Do This Now (5 Steps)
- Run a Signal Landscape Scan – Have your team list 5 market signals from the last month. Pick one that materially changes your positioning.
- Classify competitor claims – Use the Competitor Claim Audit mission. Sort claims into evidence-backed vs narrative noise. This cuts analysis time by 30%.
- Pick one ICP wedge – Use the ICP Wedge Choice mission. Justify it with evidence from your win-loss data. This makes your recommendation bulletproof.

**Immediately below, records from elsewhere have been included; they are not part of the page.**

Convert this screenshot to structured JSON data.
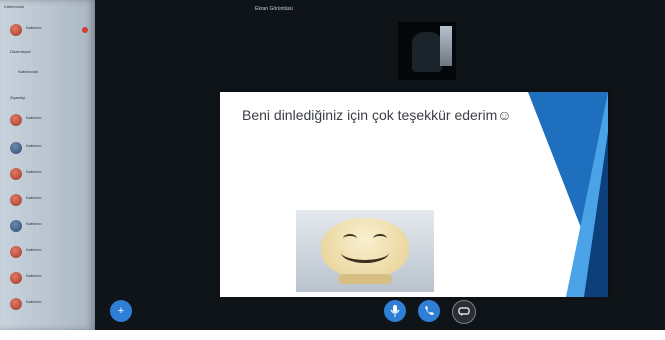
{
  "top_bar": {
    "title": "Ekran Görüntüsü"
  },
  "sidebar": {
    "heading": "Katılımcılar",
    "items": [
      {
        "name": "Katılımcı",
        "sub": "",
        "badge": true
      },
      {
        "name": "Düzenleyici",
        "sub": ""
      },
      {
        "name": "Katılımcılar",
        "sub": ""
      },
      {
        "name": "Ziyaretçi",
        "sub": ""
      },
      {
        "name": "Katılımcı",
        "sub": ""
      },
      {
        "name": "Katılımcı",
        "sub": ""
      },
      {
        "name": "Katılımcı",
        "sub": ""
      },
      {
        "name": "Katılımcı",
        "sub": ""
      },
      {
        "name": "Katılımcı",
        "sub": ""
      },
      {
        "name": "Katılımcı",
        "sub": ""
      },
      {
        "name": "Katılımcı",
        "sub": ""
      },
      {
        "name": "Katılımcı",
        "sub": ""
      }
    ]
  },
  "camera": {
    "label": ""
  },
  "slide": {
    "title": "Beni dinlediğiniz için çok teşekkür ederim☺",
    "bullet": ""
  },
  "controls": {
    "add_icon": "+",
    "mic_icon": "mic",
    "end_icon": "call-end",
    "chat_icon": "chat"
  }
}
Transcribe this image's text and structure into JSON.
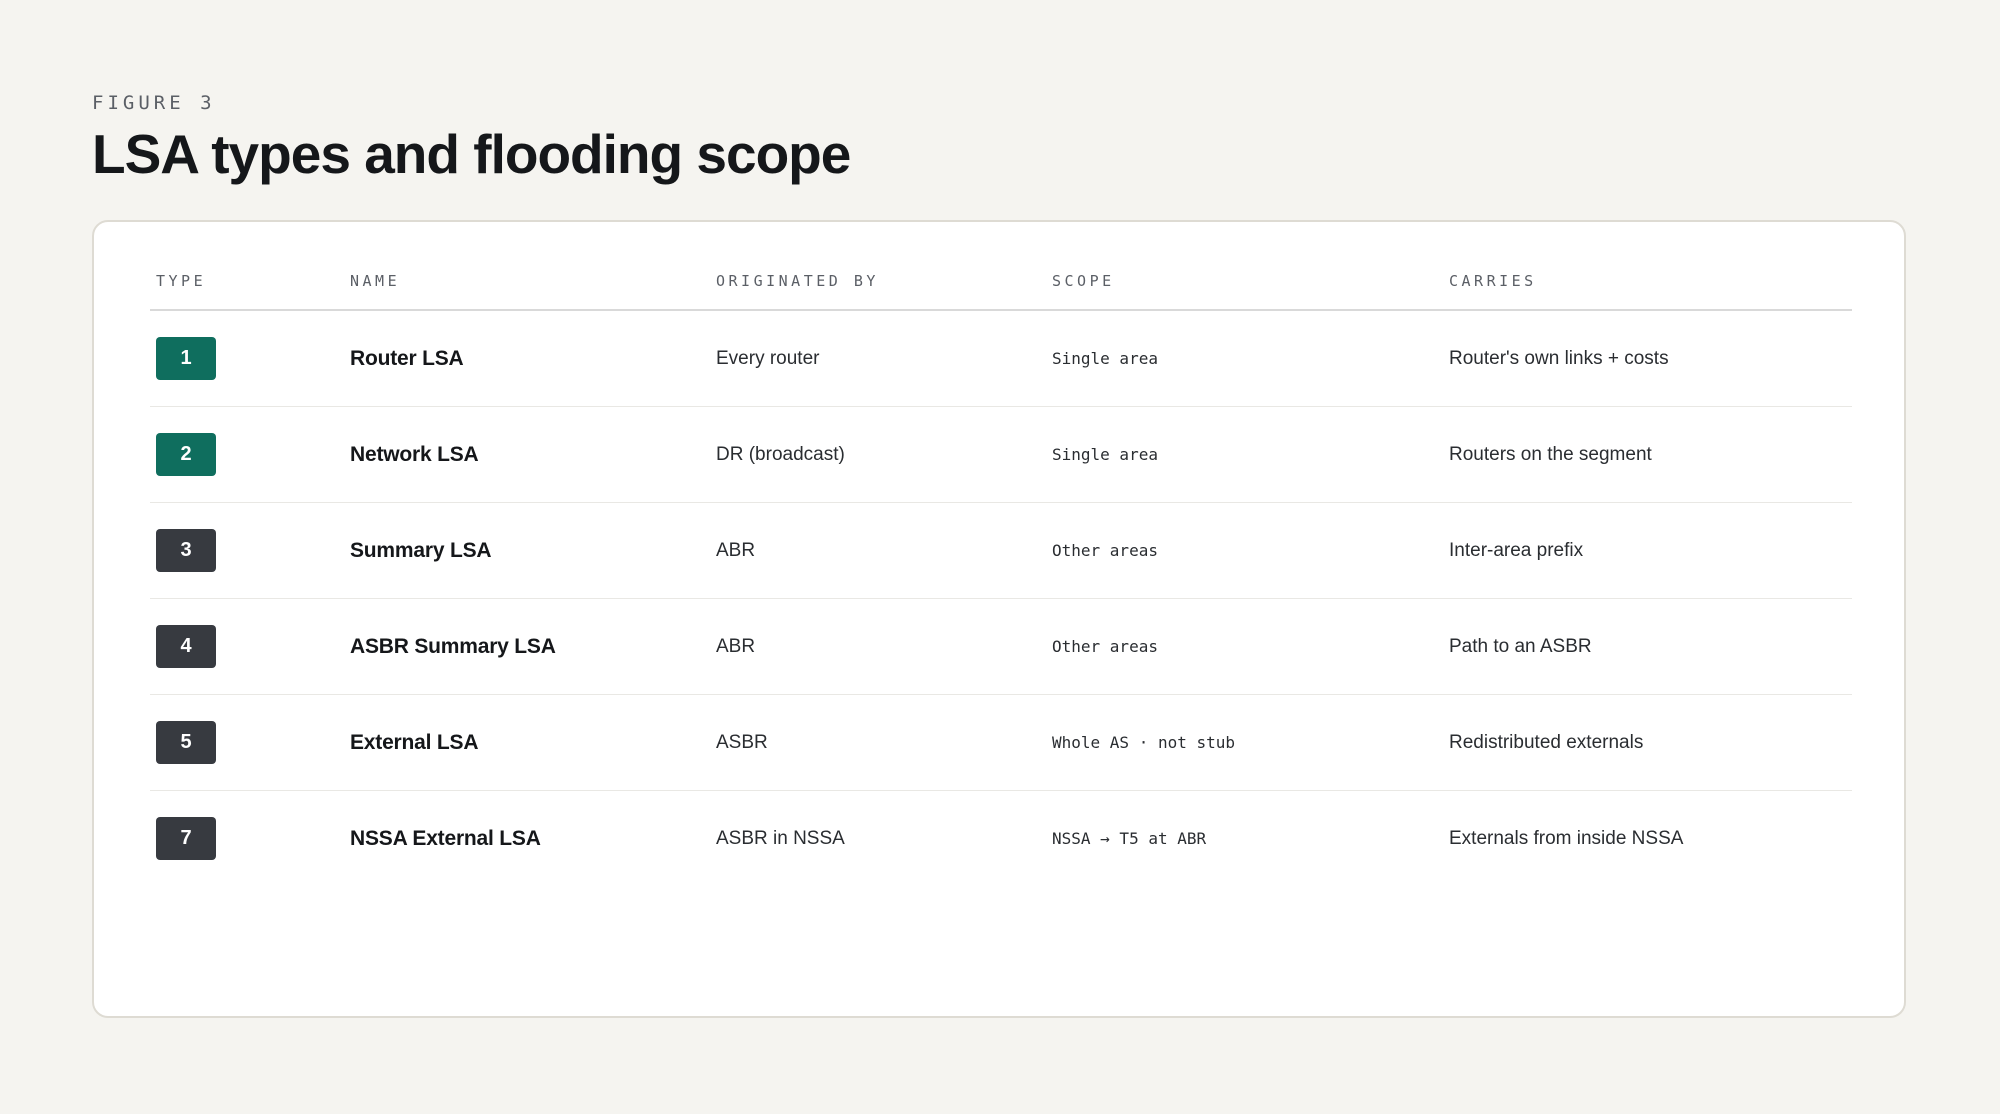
{
  "figure": {
    "eyebrow": "FIGURE 3",
    "title": "LSA types and flooding scope"
  },
  "colors": {
    "page_background": "#f5f4f0",
    "badge_local": "#0f6e5e",
    "badge_wide": "#373a40"
  },
  "table": {
    "headers": {
      "type": "TYPE",
      "name": "NAME",
      "originated_by": "ORIGINATED BY",
      "scope": "SCOPE",
      "carries": "CARRIES"
    },
    "rows": [
      {
        "type": "1",
        "name": "Router LSA",
        "originated_by": "Every router",
        "scope": "Single area",
        "carries": "Router's own links + costs",
        "badge_color": "#0f6e5e"
      },
      {
        "type": "2",
        "name": "Network LSA",
        "originated_by": "DR (broadcast)",
        "scope": "Single area",
        "carries": "Routers on the segment",
        "badge_color": "#0f6e5e"
      },
      {
        "type": "3",
        "name": "Summary LSA",
        "originated_by": "ABR",
        "scope": "Other areas",
        "carries": "Inter-area prefix",
        "badge_color": "#373a40"
      },
      {
        "type": "4",
        "name": "ASBR Summary LSA",
        "originated_by": "ABR",
        "scope": "Other areas",
        "carries": "Path to an ASBR",
        "badge_color": "#373a40"
      },
      {
        "type": "5",
        "name": "External LSA",
        "originated_by": "ASBR",
        "scope": "Whole AS · not stub",
        "carries": "Redistributed externals",
        "badge_color": "#373a40"
      },
      {
        "type": "7",
        "name": "NSSA External LSA",
        "originated_by": "ASBR in NSSA",
        "scope": "NSSA → T5 at ABR",
        "carries": "Externals from inside NSSA",
        "badge_color": "#373a40"
      }
    ]
  }
}
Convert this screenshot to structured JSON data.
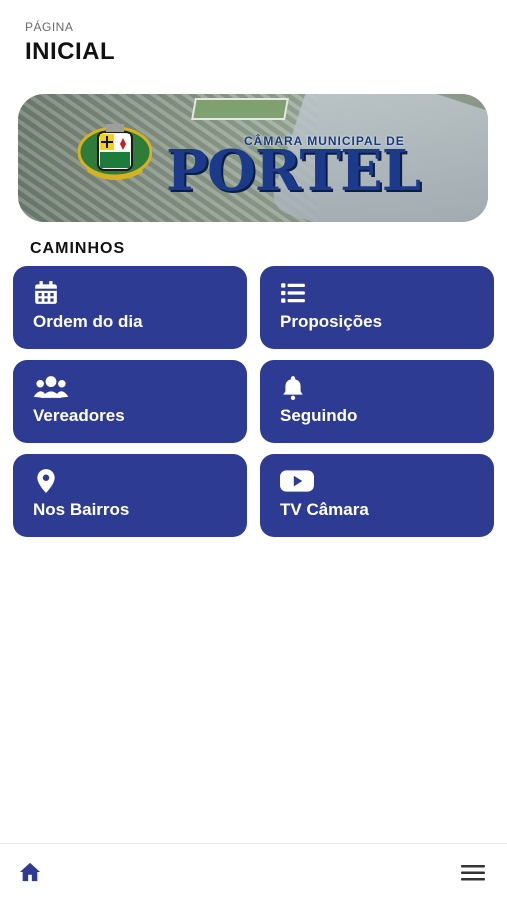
{
  "header": {
    "subtitle": "PÁGINA",
    "title": "INICIAL"
  },
  "banner": {
    "line1": "CÂMARA MUNICIPAL DE",
    "line2": "PORTEL"
  },
  "section": {
    "title": "CAMINHOS"
  },
  "cards": [
    {
      "label": "Ordem do dia",
      "icon": "calendar-icon"
    },
    {
      "label": "Proposições",
      "icon": "list-icon"
    },
    {
      "label": "Vereadores",
      "icon": "users-icon"
    },
    {
      "label": "Seguindo",
      "icon": "bell-icon"
    },
    {
      "label": "Nos Bairros",
      "icon": "location-pin-icon"
    },
    {
      "label": "TV Câmara",
      "icon": "video-play-icon"
    }
  ],
  "nav": {
    "home_icon": "home-icon",
    "menu_icon": "hamburger-menu-icon"
  },
  "colors": {
    "card_bg": "#2e3b93",
    "nav_icon": "#2e3b93"
  }
}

- Build your Positioning Grid – Create a grid with 3 criteria (e.g., cost, speed, trust). Compare your top 2 options. Show tradeoffs clearly.
- Write a Positioning Statement Card – One sentence that your whole team can repeat. This turns analysis into a decision stakeholders approve.
Avoid These Traps
- Don't analyze everything – Focus on one market shift. Too many signals confuse stakeholders.
- Don't skip the evidence check – If a competitor claim has no data, flag it as noise. Your team will thank you.
- Don't make the grid too complex – Stick to 3 criteria max. More than that and no one agrees on tradeoffs.
- Don't present without a clear bet – Stakeholders want a recommendation, not a data dump.
Your Win by Friday
By Friday, your team will have a one-page positioning artifact. It will include one market shift, one ICP wedge, and a clear positioning grid. Stakeholders will see the tradeoffs and approve your plan. And you'll have a repeatable routine for next quarter. Plus, you'll finally stop arguing about which competitor to watch first.